Shares were halted Friday morning as management and investors awaited the
decision. By mid-morning we learned that the case had been unanimously
dismissed by the court, which is a huge win for Danier. Essentially, the $18
million litigation provision will flow back through the Company’s financial
statements as a one time gain to retained earnings. Assuming the application
of a $4.6 million tax provision, the Company’s book value should increase
from approximately $7.55 per share to $9.60 per share. In addition, Danier
is entitled to recoup its legal expenses and “such costs will be determined
at a later date”.
With the elimination of the threat of a large punitive settlement,
management has several strategic options available. Although the Company
requires a large amount of working capital to make seasonal purchases of
inventory, at least a portion of the $20.6 million of cash could be returned
to shareholders. We believe that the $0.06 per quarter dividend could be
reinstated, which would cost the Company just over $1.5 million per year.

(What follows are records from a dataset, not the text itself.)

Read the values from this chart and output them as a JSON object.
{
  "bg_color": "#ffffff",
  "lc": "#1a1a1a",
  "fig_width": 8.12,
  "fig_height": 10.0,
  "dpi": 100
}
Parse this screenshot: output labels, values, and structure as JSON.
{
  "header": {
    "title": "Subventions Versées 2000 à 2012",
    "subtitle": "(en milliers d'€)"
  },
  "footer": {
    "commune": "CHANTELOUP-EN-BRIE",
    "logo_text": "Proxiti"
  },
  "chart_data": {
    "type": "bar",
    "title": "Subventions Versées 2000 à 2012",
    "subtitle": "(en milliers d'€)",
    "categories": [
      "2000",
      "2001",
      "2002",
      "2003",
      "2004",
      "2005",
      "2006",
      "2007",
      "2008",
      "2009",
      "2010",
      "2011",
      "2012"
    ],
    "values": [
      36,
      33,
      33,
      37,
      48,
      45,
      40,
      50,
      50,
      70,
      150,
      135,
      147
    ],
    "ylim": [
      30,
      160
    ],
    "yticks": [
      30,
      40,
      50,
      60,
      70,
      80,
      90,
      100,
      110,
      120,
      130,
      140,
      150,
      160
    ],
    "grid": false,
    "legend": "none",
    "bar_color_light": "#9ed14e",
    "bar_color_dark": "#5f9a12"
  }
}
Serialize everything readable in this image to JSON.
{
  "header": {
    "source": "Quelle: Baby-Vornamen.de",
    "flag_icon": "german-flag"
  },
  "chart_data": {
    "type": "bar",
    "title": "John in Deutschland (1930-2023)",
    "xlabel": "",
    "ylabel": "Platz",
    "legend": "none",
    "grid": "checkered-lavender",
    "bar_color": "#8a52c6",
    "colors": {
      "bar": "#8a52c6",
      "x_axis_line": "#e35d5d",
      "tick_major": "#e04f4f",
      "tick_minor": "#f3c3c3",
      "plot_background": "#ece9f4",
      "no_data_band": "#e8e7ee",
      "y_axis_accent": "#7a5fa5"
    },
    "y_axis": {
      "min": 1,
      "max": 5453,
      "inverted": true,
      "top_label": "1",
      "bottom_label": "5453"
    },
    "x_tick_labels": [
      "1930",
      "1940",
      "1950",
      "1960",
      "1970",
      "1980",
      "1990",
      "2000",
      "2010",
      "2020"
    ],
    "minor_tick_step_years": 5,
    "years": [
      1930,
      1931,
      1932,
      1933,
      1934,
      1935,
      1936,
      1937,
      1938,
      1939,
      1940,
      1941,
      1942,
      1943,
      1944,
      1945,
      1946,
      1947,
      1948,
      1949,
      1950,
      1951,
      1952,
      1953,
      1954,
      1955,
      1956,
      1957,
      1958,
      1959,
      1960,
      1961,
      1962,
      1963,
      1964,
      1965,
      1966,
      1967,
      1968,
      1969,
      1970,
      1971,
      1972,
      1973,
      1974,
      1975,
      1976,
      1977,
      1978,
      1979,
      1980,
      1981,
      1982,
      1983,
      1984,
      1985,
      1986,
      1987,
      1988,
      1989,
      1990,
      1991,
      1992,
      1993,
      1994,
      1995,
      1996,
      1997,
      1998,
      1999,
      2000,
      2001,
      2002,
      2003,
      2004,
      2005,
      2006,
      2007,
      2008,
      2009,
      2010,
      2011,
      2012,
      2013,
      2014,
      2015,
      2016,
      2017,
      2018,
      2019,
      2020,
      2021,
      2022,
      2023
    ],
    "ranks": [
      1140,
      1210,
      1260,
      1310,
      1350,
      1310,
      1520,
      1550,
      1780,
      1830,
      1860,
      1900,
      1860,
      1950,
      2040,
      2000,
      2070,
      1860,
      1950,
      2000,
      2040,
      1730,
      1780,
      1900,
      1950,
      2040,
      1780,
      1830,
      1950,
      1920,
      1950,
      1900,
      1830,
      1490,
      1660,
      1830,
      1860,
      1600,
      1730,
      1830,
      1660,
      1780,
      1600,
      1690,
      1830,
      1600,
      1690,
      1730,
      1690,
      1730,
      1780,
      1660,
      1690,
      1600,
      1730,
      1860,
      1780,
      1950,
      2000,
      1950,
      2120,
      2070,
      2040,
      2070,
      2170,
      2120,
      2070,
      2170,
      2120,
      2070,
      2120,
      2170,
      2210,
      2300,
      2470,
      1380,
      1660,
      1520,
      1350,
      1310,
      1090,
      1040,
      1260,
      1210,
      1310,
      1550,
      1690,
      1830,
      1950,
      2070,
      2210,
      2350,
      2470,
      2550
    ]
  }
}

The balance could be used to buy back shares, either through a Dutch auction
or in the open market. After everything management has been through, a
going-private transaction is a definite consideration now that the
litigation has been resolved.
February 29, 2008
After grinding through a couple of difficult years, Danier Leather finally made significant progress in fiscal 2007. Danier reported impressive same store sales growth of 9% for the year, as the Company successfully refocused its merchandise and marketing on its core customer. Danier was also vindicated by the courts with the dismissal of a class action lawsuit that had dragged on for almost ten years. We were quite pleased with management’s efforts and the shares responded well to the good news.
Unfortunately, Danier faced a difficult Christmas season, coinciding with the Company’s second quarter of fiscal 2008, this past year. After adjusting the Company’s second quarter results to include Boxing week in both periods, sales decreased 8% or $6.4 million and same store sales decreased 7%. Net earnings fell $1.5 million to $6.0 million or $0.94 per fully diluted share compared with $7.5 million or $1.14 per diluted share last year. In the press release, management pointed to a 5% decline in customer traffic and a 3% reduction in the average sale. The combination of a slowing economy, strong Canadian dollar and a warm start to the winter resulted in the need to increase markdowns and sales promotions, which negatively impacted the results.
We weren’t too surprised by the tough quarter given the generally weak results across the Canadian retail sector. Further, the factors that led to the setback in the critical holiday season appear to have been out of management’s control. On a positive note, we were pleased to see that the Company was active with its normal course issuer bid. Since the start date of April 23, 2007, Danier has repurchased a total of 292,500 shares. We think that the financial results for the coming quarter should show some improvement given the colder weather and reduced promotional activity.
At today’s trading price of approximately $8.00, we continue to believe that a takeout or privatization is possible. With only 6.3 million shares outstanding and approximately $16 million in cash on the balance sheet, the transaction could be completed with an equity partner or with debt financing without much difficulty.